In Kharkiv, scientists have died in rocket attacks. Among the known victims are Oleksandr Korsun, an inorganic chemist at the V.N. Karazin Kharkiv National University, and Yulia Zdanovska, a rising math star at Taras Shevchenko National University of Kyiv. Zdanovska won a silver medal in the 2017 European Girls’ Mathematical Olympiad. The 21-year-old was killed while volunteering for a Territorial Defense Forces battalion in her hometown, Kharkiv. In her honor, the Massachusetts Institute of Technology’s math department last month launched “Yulia’s Dream,” a free math enrichment program for Ukrainian high school students.
Scholarly deaths
Some university researchers are among the thousands of civilians who have been killed in Russia’s invasion of Ukraine.
| NAME | Specialty | Affiliation | Cause of death |
|---|---|---|---|
| Oleksandr Korsun | Chemistry | V.N. Karazin Kharkiv National University | Shelling |
| Oleg Amosov | Economics | V.N. Karazin Kharkiv National University | Shelling |
| Yulia Zdanovska | Mathematics | Taras Shevchenko National University, Kyiv | Shelling |
| Yevhen Khrykov | Education research | Taras Shevchenko National University, Luhansk | Shot |
| Oleksandr Kysliuk | Law | Drahomanov National Pedagogical University, Kyiv | Shot |
| Vasyl Kladko | Physics | V.E. Lashkaryov Institute of Semiconductor Physics, Kyiv | Shot |
| Andriy Kravchenko | Chemistry | Chuiko Institute of Surface Chemistry, Kyiv | Landmine |
| lyona Kurovska | Law | Legislation Institute of the Verkhovna Rada of Ukraine, Kyiv | Unclear |
| Maksym Pavlenko | Engineering | Institute of Molecular Biology and Genetics, Kyiv | Unclear |
Russia’s latest offensive is centered on the eastern Donbas region, where Ukraine has fought Russian-backed separatists since 2014. Kravchenko previously saw action in Donbas and was hit by shrapnel in a 2015 battle near Donetsk.
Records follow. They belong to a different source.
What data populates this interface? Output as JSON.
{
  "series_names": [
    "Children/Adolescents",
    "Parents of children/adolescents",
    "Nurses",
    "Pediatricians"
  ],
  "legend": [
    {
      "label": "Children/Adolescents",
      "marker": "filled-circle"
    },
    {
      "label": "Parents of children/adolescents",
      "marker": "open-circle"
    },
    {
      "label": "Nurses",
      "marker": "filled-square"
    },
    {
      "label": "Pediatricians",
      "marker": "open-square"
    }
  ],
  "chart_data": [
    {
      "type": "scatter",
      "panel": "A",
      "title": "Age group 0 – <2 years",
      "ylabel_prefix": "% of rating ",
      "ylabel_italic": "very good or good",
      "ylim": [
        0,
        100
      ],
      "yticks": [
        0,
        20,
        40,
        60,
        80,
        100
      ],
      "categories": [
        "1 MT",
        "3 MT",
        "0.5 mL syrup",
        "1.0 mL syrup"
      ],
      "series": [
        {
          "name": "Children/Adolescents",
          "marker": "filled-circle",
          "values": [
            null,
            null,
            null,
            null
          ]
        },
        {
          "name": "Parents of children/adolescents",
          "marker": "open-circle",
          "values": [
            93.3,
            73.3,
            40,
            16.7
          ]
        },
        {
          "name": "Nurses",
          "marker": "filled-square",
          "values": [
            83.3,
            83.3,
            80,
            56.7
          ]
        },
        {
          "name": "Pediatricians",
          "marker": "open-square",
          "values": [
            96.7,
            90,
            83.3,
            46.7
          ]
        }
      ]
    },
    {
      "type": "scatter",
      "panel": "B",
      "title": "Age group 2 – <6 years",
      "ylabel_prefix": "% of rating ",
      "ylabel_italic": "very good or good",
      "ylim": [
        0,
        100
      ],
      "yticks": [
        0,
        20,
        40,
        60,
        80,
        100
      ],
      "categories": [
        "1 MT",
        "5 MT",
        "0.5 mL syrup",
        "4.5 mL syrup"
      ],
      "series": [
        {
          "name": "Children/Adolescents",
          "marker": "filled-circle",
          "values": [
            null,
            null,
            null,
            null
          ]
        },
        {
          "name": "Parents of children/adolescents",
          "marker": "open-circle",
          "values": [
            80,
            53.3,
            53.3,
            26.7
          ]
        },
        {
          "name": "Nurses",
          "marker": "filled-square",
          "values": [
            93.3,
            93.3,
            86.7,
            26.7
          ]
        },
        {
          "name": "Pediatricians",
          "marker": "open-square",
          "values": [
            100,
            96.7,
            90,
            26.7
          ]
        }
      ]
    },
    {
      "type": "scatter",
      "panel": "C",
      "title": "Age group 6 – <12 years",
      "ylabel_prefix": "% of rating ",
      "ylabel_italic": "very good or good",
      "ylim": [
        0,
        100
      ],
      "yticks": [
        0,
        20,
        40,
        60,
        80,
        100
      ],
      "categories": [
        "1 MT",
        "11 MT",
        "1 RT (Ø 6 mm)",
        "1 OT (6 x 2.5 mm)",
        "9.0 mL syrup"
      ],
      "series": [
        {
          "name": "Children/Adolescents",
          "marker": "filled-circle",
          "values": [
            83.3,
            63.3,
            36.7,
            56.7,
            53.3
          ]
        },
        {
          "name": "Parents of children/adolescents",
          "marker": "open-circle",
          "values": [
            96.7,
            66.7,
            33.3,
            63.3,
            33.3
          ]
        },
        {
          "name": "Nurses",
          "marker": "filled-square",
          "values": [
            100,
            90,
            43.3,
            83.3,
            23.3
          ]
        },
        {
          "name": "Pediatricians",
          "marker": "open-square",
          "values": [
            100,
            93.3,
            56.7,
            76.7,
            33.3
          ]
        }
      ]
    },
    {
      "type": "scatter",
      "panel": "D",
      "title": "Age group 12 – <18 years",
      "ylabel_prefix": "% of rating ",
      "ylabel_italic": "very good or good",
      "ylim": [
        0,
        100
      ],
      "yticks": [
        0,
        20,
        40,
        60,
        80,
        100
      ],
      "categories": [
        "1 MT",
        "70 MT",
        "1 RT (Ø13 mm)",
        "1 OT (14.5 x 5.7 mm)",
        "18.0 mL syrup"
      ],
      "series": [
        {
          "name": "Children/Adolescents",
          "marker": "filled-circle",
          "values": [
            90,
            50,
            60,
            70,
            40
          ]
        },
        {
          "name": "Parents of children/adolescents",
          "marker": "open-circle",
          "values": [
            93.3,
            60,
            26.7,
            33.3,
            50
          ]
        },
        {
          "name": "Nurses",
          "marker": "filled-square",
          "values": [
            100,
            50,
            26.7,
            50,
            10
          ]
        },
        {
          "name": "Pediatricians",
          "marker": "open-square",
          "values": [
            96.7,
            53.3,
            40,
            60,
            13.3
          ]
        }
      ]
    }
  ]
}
He earned a medal for bravery, for helping aim artillery fire after he’d been wounded. “He never told me about his military merits, how he fought,” says Kristina Kernytska, a Ukrainian science journalist who met him in 2017 when they both volunteered in a science lecture program for children run by the Junior Academy of Sciences of Ukraine.
Kravchenko’s widow, Oksana, and their teenage daughter share his gritty spirit, Kernytska says. When she last spoke with him by phone on 2 March, he said Oksana refused to leave Kyiv—she wanted to dig defensive trenches. “I thought that such families only happen in the movies,” Kernytska says. She’ll miss Kravchenko’s warmth and sense of humor, she says. “His kind smile, his eyes, and sonorous laughter will always live in my heart.”